As advances in transportation and technology overcome distance — bringing markets closer to producers — goods and services are reaching customers more quickly, inexpensively, and easily than ever before. As trade agreements have brought down tariffs and other border measures, divergent regulatory frameworks loom as perhaps the biggest challenge to traders today.
These divergences often serve no real purpose, and in some cases they are the result of a simple lack of communication between regulators. However, regulatory barriers can add significant costs without generating any benefit or protection for consumers.
Some of these barriers are easily overcome by multinational corporations, which have the scale and sophistication to navigate diverse requirements from a host of governments. However, small businesses are often stymied by the challenge of complying with an endless parade of regulatory requirements that vary — often only a bit — from market to market.
Regulatory cooperation provides the tools needed to overcome these non-tariff barriers to trade. The beneficiaries aren’t just companies: Regulatory cooperation can safely lower costs for consumers while helping regulators to more easily reach the health, safety and environmental goals they are assigned.

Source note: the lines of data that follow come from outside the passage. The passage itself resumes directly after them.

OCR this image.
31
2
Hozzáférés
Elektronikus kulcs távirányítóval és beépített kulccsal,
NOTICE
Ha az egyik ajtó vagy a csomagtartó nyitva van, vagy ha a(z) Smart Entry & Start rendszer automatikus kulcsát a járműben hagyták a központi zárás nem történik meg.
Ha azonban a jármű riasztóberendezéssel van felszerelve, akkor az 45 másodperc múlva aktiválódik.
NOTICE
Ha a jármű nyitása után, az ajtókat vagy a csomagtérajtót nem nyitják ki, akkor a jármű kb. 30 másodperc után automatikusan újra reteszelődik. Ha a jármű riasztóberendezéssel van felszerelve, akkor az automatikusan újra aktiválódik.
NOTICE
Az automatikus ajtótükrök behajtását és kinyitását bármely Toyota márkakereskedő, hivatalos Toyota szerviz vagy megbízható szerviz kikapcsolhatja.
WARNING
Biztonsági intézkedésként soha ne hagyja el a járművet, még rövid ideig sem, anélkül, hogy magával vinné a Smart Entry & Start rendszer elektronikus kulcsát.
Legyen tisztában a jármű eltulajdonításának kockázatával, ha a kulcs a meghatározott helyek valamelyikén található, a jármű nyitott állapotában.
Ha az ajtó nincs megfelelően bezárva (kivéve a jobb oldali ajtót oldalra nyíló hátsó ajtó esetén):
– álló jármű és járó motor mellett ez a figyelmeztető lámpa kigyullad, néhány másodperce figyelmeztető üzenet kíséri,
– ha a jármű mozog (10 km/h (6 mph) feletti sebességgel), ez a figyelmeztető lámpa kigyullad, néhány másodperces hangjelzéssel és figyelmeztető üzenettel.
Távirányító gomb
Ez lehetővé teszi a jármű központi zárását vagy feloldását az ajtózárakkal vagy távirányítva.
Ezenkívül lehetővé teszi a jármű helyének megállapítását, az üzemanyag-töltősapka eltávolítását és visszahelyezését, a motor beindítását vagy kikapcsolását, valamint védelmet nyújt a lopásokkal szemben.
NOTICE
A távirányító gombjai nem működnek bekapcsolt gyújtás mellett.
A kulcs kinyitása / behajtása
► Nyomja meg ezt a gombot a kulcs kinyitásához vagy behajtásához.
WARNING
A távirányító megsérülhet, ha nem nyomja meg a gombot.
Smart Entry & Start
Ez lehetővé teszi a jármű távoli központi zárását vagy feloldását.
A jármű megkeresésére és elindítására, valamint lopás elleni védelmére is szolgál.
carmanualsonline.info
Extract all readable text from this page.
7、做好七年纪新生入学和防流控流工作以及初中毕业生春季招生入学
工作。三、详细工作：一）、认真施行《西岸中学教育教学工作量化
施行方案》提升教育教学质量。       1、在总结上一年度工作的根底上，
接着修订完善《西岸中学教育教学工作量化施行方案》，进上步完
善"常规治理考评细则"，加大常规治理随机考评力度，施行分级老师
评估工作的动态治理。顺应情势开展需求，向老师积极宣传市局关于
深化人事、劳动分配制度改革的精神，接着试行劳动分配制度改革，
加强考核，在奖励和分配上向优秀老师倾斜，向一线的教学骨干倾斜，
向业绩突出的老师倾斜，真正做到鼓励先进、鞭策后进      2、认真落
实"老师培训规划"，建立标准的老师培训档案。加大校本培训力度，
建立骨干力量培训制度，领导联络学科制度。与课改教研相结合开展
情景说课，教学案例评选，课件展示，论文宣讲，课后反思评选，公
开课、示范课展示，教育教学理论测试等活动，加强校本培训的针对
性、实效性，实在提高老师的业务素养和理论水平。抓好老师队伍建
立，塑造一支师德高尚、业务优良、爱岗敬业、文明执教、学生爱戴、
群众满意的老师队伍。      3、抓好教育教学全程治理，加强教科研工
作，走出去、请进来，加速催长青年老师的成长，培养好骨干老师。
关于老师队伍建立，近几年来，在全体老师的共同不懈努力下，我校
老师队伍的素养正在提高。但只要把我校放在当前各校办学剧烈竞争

Aviation provides examples of current how ongoing cooperation provides tangible benefits. In the United States, passengers are not permitted to bring more than 3 ounces of liquids onto planes, while the EU limit is 100 milliliters. However, U.S. and EU security authorities have recognized that both amounts meet common safety goals, allowing passengers to travel across the Atlantic without additional hurdles.
In another longstanding example of cooperation, the Federal Aviation Administration and the European Aviation Safety Agency have had a longstanding agreement to recognize the safety approval processes for planes built on the other side of the Atlantic. Aircraft safety has increased over the life of U.S.-EU aviation cooperation.
As these examples show, regulatory cooperation is the opposite of a “race to the bottom.” It’s really only feasible where counterpart regulations provide similar levels of protection for health, safety, and the environment.
Regulatory cooperation imposes no limits on sovereignty. The responsibilities of domestic regulatory agencies are not altered or delegated. Rather, cooperation with overseas counterparts helps regulators examine the way other systems address similar issues in order to reach the most effective solution.
It isn’t about harmonization, either. In general, it does not involve creating an identical regulation, which may make sense only in select cases and for certain sectors.
Regulatory cooperation is happening both inside and outside of trade agreements. Last week, for instance, Canada and the United States issued an update on their bilateral cooperation in this area. The Chamber has worked hard to provide practical input into this process.
In the Transatlantic Trade and Investment Partnership (TTIP) negotiations, the United States and the EU aim to make ground breaking commitments on regulatory cooperation. The Chamber and BusinessEurope, the federation of national business organizations in Europe, last week released a paper on regulatory cooperation as part of the TTIP.
Regulatory cooperation can make regulation more effective and less costly. It’s a winning formula with a bright future.